Of course, it also remains a very valid asset class where physical sales continue to move forward, and that’s somewhere we see demand as being still very strong. There are very low levels of vacancy in the UK, retail warehouses are at around 96% occupancy, compared to 98% for logistics, for example, so we see strong, durable cashflows for investors, with potential for growth.

‘Our focus over the last 24 months has been on trying to buy best-in-class retail parks, which have cross-functionality in both being a place not only for physical retail, but also allowing for click-and-collect fulfilment.’

The future of work
Ebbrell acknowledges that the landscape has shifted somewhat for office real estate, but feels that the asset class still has a future. ‘Not all offices are the same,’ he notes. ‘We started investing in offices around 2015, and understanding the different occupier dynamics has always been the key to M7’s strategies.

Offices remain the backbone of corporate life, how businesses thrive, and in London for example we are starting to see a bigger percentage of people in the office rather than out of the office. Offices are being used in a different way to pre-Covid, but we see some similarities. Our first office investments were in the Netherlands, where flexible working, maybe three days a week, was already common. That has given us some interesting data points for the current cycle across other geographies.

‘However, there are structural issues around the asset class we are monitoring. The importance of ESG factors means looking closely at the state of a building and what it will need to remain occupied beyond the current lease term. Tenants today have complex requirements not only around flexible leases but also the quality of spaces, so that requires careful asset management. However, overall, our experience of the occupier market is not directly connected to the capital market perception. The office is not dead.’

Logistics and last mile are perhaps a clearer proposition. ‘The way that goods are distributed to customers has changed significantly, accelerated by Covid, and we continue to believe in that as a strategy. Some 60% of our assets are urban logistics and warehouses, across the territories of the UK, Netherlands, Spain, Ireland, Portugal, Denmark, France, Germany, Croatia, Hungary and Poland. So we get a very interesting view and data from an occupier perspective thanks to that range.’

Occupier dynamics
Ebbrell notes that demand remains strong across each of those markets. ‘Tenants don’t have enough space, they keep paying their rent, and are looking to partner with us for the long term.

'We have had many more strategic conversations with logistics tenants than we used to in the past about lease events, future occupational plans – we see that they are much more strategic in general about their requirements, and conversations are happening much sooner than ever before, as they seek to foster deeper relations with landlords.

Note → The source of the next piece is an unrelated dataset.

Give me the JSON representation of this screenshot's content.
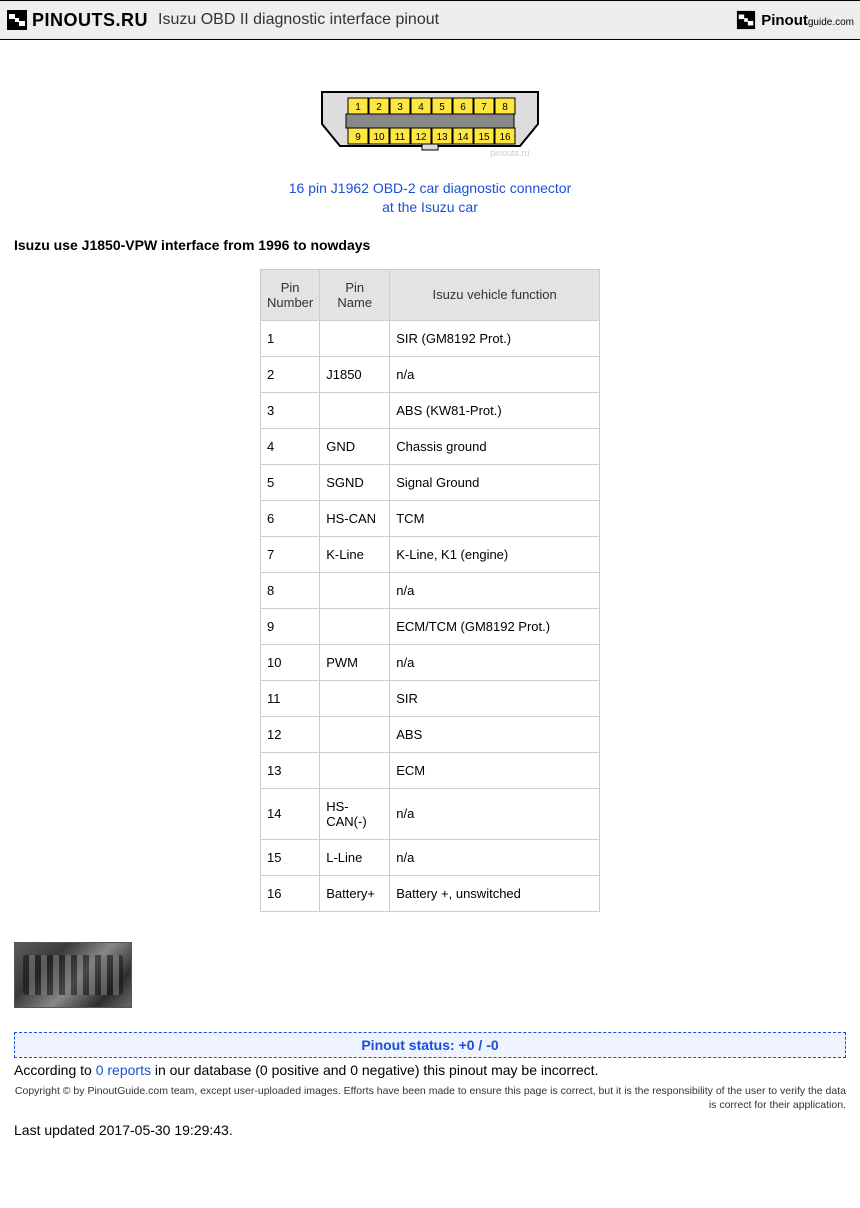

That is a considerable market shift.’

Elsewhere, supply constraints also support the firm’s existing portfolio. ‘We are not seeing huge amounts of future developments, so that supports the fundamentals of the asset class. We believe strongly in logistics and it remains a big part of our business going forward.’

Looking at the shape of the European markets, Ebbrell says the firm would like to have greater exposure to Sweden, while the UK remains one of the more dynamic territories. ‘The UK market repriced the most quickly last year, and that low point has now been worked through, with an increasing number of transactions taking place after the fourth quarter.

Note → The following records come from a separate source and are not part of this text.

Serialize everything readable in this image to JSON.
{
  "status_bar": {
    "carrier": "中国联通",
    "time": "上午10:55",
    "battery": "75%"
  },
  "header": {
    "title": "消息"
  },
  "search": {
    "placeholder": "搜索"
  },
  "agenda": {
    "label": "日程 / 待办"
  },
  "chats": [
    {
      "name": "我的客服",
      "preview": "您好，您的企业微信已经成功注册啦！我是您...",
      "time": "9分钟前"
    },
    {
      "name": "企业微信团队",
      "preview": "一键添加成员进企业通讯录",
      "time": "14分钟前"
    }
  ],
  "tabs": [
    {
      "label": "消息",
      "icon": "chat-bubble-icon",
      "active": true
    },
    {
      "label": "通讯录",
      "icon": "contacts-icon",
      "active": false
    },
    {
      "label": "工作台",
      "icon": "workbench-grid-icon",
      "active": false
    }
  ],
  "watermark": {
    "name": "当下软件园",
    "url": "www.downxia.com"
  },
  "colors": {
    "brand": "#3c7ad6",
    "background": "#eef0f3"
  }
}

It’s an interesting market, every five years you have an open market rent review, and given the huge amounts of rental growth that we’ve seen, that is one of the reasons it’s so strong from an income perspective.’

Finally, Ebbrell points out that the M7 office in Dubai, which it opened last year, adds an interesting capital dimension to the business. ‘We are fully licensed to operate in Dubai – it’s a capital raising office, and from a M7 perspective, it means that while we are out there, although we remain a part of Oxford Properties, we can continue to grow our investor base with access to Middle Eastern capital.’